In this talk, some of the issues we face in a changing Arctic Ocean will be discussed and the major oceanographic programs that have been funded in western Canada will be reviewed. These studies, now under way, provide wide geographical approaches to the issue of Arctic climate change.

The studies also include sampling and the combination of atmospheric, oceanic and biogeochemical components. IPY will produce a large harvest of data which will require a commitment for many years down the road.


Stone: The Intergovernmental Panel on Climate Change is currently completing its Fourth Assessment Report. An intergovernmental meeting to accept the Synthesis Report will be held in Valencia, Spain from November 12 to 16, 2007. As with previous Assessments, only a handful of conclusions in any one Working Group significantly advance the science or the policy debate. In this talk, key conclusions will be discussed and a synthesis presented. Evidence from the Working Group reports that was not included in the Summaries for Decision-makers, and that suggests climate change is accelerating, will also be discussed.

Grimes: MSC is in the final year of a modernization program aimed at strengthening its base in terms of infrastructure and staff. There is a need to build on this and renew the focus on its mandated responsibilities, given a changing environment and society. This presentation examines a few of MSC's key ongoing issues and outlines the shape of future activities.

Mr. Grimes will include results of public opinion surveys about Canadians' use of weather information and describe new ways to deliver weather services. He will emphasize the increased frequency of weather-related disasters and the ways in which MSC services are used to mitigate the impacts of these events.
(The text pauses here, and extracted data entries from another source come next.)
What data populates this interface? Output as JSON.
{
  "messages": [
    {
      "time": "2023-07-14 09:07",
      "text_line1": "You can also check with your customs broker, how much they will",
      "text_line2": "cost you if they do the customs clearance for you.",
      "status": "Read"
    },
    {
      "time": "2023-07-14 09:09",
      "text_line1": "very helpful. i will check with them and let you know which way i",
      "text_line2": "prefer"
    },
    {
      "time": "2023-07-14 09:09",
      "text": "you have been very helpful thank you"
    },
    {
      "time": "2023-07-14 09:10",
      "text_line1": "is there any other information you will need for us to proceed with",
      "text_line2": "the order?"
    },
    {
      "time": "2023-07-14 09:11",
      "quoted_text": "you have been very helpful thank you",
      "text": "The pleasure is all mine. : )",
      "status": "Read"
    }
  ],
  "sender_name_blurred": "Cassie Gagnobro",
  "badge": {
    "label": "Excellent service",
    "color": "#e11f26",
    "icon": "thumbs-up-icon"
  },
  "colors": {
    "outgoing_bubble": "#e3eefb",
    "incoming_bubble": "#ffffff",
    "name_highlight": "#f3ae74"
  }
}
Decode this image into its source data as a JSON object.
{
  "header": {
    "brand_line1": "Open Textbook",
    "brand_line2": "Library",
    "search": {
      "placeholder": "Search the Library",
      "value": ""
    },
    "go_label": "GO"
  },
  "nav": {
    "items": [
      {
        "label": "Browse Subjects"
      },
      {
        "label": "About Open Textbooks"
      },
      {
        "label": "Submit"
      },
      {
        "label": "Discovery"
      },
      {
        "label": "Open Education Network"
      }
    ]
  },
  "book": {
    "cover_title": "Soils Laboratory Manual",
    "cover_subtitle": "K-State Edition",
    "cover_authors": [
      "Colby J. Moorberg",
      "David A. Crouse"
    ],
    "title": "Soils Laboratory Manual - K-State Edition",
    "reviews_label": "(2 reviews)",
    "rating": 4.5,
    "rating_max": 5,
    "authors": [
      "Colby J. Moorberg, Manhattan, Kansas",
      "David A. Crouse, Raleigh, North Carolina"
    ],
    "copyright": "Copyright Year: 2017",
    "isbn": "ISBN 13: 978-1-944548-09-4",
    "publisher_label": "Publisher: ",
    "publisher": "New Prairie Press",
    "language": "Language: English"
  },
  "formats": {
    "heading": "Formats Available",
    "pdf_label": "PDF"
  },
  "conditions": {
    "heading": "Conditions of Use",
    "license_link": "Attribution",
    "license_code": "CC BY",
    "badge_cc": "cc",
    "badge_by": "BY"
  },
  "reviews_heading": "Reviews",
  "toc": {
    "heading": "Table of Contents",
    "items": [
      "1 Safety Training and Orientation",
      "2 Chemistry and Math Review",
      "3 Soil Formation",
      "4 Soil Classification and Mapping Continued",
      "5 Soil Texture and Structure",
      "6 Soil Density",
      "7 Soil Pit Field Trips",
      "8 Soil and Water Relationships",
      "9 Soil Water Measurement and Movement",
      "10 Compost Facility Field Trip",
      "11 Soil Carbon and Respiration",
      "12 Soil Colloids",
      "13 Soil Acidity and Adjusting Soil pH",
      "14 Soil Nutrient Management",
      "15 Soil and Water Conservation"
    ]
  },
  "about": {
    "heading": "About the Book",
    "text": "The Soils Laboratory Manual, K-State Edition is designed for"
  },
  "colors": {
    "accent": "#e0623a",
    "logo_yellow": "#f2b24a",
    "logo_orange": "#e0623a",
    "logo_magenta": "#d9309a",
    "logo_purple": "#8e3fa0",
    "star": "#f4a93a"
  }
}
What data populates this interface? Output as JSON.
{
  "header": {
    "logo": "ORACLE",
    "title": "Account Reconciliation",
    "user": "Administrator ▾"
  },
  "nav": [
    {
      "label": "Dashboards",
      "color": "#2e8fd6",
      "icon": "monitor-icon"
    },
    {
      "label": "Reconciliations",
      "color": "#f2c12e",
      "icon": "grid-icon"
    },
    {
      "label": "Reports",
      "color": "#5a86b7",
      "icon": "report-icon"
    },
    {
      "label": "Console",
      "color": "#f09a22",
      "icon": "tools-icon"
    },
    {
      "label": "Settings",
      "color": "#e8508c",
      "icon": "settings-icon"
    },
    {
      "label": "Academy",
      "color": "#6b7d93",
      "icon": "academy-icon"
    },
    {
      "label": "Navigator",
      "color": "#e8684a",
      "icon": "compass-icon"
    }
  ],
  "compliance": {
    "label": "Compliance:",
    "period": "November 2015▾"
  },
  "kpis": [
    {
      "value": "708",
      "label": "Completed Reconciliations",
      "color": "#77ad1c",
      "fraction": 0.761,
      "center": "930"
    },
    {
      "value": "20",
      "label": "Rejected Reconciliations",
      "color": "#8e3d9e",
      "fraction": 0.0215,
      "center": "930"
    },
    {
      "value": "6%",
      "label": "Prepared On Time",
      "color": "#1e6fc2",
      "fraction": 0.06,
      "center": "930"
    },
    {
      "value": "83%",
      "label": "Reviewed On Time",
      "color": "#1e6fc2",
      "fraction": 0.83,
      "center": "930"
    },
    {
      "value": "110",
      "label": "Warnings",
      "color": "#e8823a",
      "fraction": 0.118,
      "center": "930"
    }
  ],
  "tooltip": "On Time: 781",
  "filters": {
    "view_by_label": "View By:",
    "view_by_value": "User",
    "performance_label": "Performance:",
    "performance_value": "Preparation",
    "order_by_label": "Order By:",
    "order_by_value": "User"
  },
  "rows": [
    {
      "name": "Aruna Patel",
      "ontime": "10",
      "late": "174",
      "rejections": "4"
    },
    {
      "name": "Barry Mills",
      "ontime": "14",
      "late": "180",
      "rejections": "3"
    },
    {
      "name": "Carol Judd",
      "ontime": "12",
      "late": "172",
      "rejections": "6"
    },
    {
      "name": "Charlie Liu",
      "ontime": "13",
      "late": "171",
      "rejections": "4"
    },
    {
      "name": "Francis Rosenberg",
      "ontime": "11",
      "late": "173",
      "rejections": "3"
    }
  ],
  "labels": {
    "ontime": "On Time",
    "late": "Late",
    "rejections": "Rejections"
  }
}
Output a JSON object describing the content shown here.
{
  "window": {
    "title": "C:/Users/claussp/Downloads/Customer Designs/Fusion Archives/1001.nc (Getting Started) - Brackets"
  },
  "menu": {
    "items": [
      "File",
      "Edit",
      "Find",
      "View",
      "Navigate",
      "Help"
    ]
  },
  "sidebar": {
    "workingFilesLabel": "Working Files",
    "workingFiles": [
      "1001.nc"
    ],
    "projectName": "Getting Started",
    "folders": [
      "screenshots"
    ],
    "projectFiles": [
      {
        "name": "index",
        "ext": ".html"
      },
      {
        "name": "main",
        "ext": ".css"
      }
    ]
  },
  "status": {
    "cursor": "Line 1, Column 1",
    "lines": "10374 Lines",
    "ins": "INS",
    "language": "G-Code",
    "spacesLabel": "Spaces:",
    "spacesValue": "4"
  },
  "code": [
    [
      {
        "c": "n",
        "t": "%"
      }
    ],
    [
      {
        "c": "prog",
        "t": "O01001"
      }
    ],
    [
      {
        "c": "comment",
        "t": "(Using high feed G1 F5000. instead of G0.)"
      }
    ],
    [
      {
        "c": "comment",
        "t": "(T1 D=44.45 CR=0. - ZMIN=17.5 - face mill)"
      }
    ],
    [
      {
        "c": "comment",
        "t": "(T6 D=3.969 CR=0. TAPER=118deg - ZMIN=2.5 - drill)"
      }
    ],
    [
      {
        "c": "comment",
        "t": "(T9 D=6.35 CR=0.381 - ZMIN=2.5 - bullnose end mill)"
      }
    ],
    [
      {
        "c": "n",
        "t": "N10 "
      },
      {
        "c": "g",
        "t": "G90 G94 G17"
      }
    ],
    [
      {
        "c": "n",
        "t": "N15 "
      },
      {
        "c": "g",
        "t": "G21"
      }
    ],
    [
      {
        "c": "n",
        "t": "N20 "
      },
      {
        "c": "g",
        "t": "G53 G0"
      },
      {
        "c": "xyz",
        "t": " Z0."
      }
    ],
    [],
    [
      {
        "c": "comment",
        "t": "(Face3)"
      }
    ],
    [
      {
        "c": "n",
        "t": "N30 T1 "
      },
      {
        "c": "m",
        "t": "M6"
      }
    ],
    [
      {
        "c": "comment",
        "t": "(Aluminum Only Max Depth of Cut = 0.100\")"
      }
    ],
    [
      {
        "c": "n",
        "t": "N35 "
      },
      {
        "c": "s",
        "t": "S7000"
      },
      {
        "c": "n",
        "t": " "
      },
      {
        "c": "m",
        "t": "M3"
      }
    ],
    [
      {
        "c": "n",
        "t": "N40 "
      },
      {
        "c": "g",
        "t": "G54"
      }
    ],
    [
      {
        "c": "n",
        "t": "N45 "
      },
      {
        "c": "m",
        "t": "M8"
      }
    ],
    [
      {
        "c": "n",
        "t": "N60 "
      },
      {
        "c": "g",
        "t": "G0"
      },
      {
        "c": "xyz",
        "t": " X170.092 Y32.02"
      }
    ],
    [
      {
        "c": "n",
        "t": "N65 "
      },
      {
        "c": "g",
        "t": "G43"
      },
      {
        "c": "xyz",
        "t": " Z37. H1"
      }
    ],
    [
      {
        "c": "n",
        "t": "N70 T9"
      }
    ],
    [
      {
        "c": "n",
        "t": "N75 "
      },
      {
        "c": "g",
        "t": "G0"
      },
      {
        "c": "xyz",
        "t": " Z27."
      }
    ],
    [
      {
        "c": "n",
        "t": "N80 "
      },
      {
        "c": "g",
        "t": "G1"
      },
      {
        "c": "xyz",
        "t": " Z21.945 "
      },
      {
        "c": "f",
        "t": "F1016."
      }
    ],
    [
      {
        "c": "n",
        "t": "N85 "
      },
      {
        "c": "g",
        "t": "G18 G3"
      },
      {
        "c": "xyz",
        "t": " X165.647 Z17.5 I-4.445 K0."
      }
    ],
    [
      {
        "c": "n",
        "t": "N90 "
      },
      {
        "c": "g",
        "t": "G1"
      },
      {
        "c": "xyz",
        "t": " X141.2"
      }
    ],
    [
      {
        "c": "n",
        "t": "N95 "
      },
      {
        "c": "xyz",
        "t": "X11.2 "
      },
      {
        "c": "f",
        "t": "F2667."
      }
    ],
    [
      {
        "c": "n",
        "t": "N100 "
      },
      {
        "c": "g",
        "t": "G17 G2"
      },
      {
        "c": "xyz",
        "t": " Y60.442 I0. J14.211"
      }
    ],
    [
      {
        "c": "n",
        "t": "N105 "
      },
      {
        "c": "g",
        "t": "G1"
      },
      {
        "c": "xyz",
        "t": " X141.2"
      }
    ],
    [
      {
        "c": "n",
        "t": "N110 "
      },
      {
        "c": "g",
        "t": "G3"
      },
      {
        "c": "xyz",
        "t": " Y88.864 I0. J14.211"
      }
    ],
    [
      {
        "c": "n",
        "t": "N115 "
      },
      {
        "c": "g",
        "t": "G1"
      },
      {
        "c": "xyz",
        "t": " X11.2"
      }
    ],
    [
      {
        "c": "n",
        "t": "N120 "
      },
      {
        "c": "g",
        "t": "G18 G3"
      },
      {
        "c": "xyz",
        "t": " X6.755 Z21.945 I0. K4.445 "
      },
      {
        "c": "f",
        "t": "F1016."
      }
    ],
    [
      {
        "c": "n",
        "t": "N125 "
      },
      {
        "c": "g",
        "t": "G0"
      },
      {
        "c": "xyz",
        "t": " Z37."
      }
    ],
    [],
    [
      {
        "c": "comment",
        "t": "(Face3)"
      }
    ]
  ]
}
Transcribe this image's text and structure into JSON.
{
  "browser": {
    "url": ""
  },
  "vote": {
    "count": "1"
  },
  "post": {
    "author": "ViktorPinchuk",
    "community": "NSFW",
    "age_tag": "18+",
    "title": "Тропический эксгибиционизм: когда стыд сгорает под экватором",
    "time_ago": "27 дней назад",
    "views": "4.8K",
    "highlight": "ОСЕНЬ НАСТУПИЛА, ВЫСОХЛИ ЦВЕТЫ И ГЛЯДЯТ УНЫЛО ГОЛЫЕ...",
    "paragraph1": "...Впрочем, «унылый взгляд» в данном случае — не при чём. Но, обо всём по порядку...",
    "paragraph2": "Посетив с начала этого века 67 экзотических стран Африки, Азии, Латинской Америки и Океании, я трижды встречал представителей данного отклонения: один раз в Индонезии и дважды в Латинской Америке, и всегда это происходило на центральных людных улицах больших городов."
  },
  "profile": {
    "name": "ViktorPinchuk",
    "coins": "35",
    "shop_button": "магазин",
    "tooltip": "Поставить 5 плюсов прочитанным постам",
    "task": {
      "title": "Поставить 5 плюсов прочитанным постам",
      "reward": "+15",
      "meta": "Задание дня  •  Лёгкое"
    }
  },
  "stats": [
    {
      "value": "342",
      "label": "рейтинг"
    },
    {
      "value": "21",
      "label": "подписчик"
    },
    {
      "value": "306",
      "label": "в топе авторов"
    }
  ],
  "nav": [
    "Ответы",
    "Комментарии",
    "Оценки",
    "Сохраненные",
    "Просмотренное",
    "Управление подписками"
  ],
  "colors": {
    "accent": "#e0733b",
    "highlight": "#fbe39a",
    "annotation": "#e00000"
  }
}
Gower: The European optical imaging sensor, MERIS, has a role similar to the US Moderate Resolution Imaging Spectroradiometer (MODIS) in wide-area imaging of water and land. However, MERIS uses a different design, which has a partly Canadian heritage. MERIS has advantages, one of which is a unique spectra band that greatly improves detection of plankton blooms and floating vegetation.

A system has been set up to use this capability for regular global monitoring of ocean and coastal waters. The work has already resulted in the first satellite imaging of extensive patterns of floating Sargassum, and of "superblooms" of phytoplankton amongst Antarctic ice. We will show examples of these, and of bloom events which are regularly detected along the BC coast, but not so far in eastern Canadian waters.